Chairman of the Joint Chiefs of Staff Gen. Mark Milley this week declared that Russia has “lost” the war with Ukraine, despite the war hitting the one-year mark next week and both sides gearing up for a fight in the spring.

“In short, Russia has lost. They’ve lost strategically, operationally and tactically. And they are paying an enormous price on the battlefield,” he said in Brussels on Tuesday after the ninth meeting of the Ukraine Defense Contact Group.

That message was different than one he delivered just last month, when he said that he did not see Ukraine ejecting Russian troops this year.

“From a military standpoint, I still maintain that for this year it would be very, very difficult to militarily eject the Russian forces from all — every inch of Ukraine and occupied — or Russian-occupied Ukraine. That doesn’t mean it can’t happen, doesn’t mean it won’t happen, but it’d be very, very difficult,” Milley had said in Germany on January 20.

He also said at that time that he believed that the war would end “at some sort of negotiating table.”

CNN reported as far back as November that Milley had argued within the administration for a negotiated solution, but that others in the Biden White House disagreed.

Milley’s optimism that Russia has already “lost” also comes as the U.S. and the west is arming Ukraine with billions of weaponry of increasing lethality in advance of an expected Russian offensive in the spring.

The U.S. military has already provided more than $27 billion in military equipment to Ukraine, much of it from its own stocks.

Defense Secretary Lloyd Austin said, speaking right before Milley:

Among the members of this Contact Group, we have given Ukraine’s defenders more than eight combat brigades. This includes major contributions from the United States of Strykers and Bradleys and Abrams tanks. It includes the U.K.’s donation of Challenger tanks and the contribution of Senator Armored Personnel Carriers that Canada announced last month. It also includes the refurbished T-72 tanks that the United States, the Netherlands and the Czech Republic are in the process of delivering, as well as Poland’s latest donation of T-72s, and it includes the important steps from Germany, Poland, Canada, Portugal, Spain, Norway, Denmark and the Netherlands on Leopard battle tanks.

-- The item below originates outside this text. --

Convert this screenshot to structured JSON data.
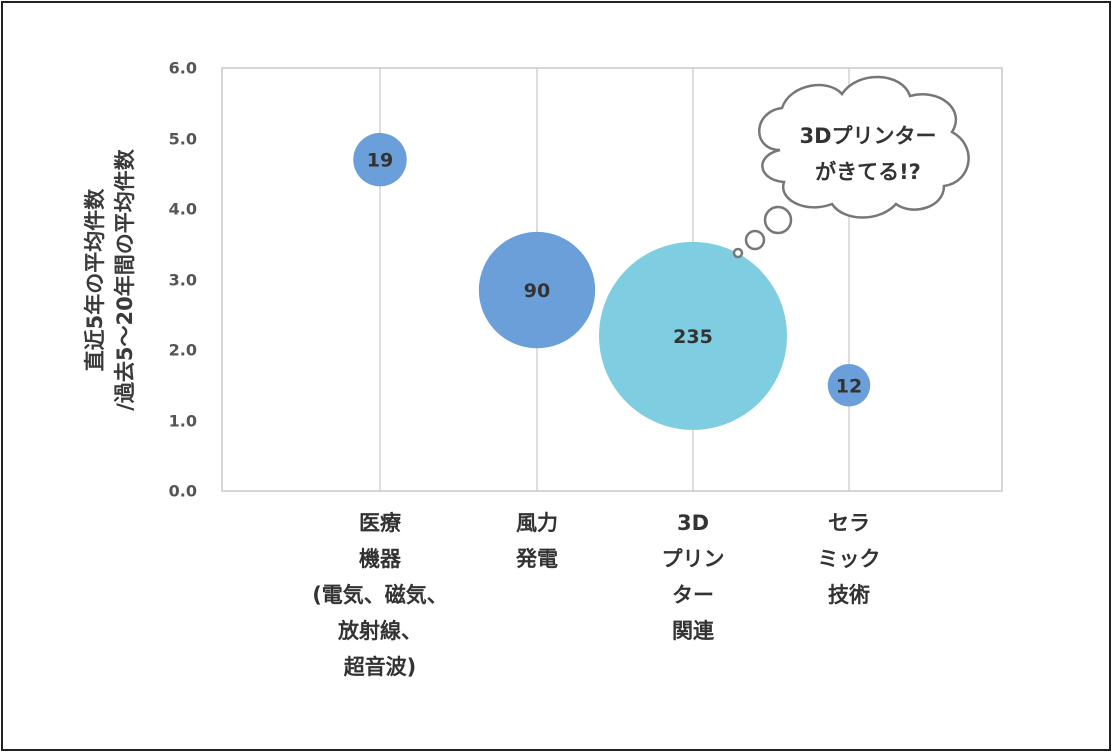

Now, we also heard today about significant new air defense donations. That includes Italy and France, which jointly announced that they will provide Ukraine with the SAMP/T air defense system, and France also announced that it will work with Australia to ramp up 155 millimeter ammunition production to support Ukraine. And finally, let me also thank Norway, which just announced that it will provide 7.5 billion euros in military and civilian assistance to Ukraine over the coming five years. Now, that’s a very significant commitment.

Austin also reissued the Biden administration’s policy that the U.S. would support Ukraine “for as long as it takes.”

There are signs that the U.S. public is growing less enthusiastic in their support of the war.

A recent Associated Press-NORC Center for Public Affairs Research poll showed that 48 percent of those polled say they favor the U.S. providing weapons to Ukraine, down from 60 percent in May 2022.

The poll also showed that Americans are split on sending government funds directly to Ukraine, with 37 percent in favor, 38 percent opposed and 23 percent saying neither.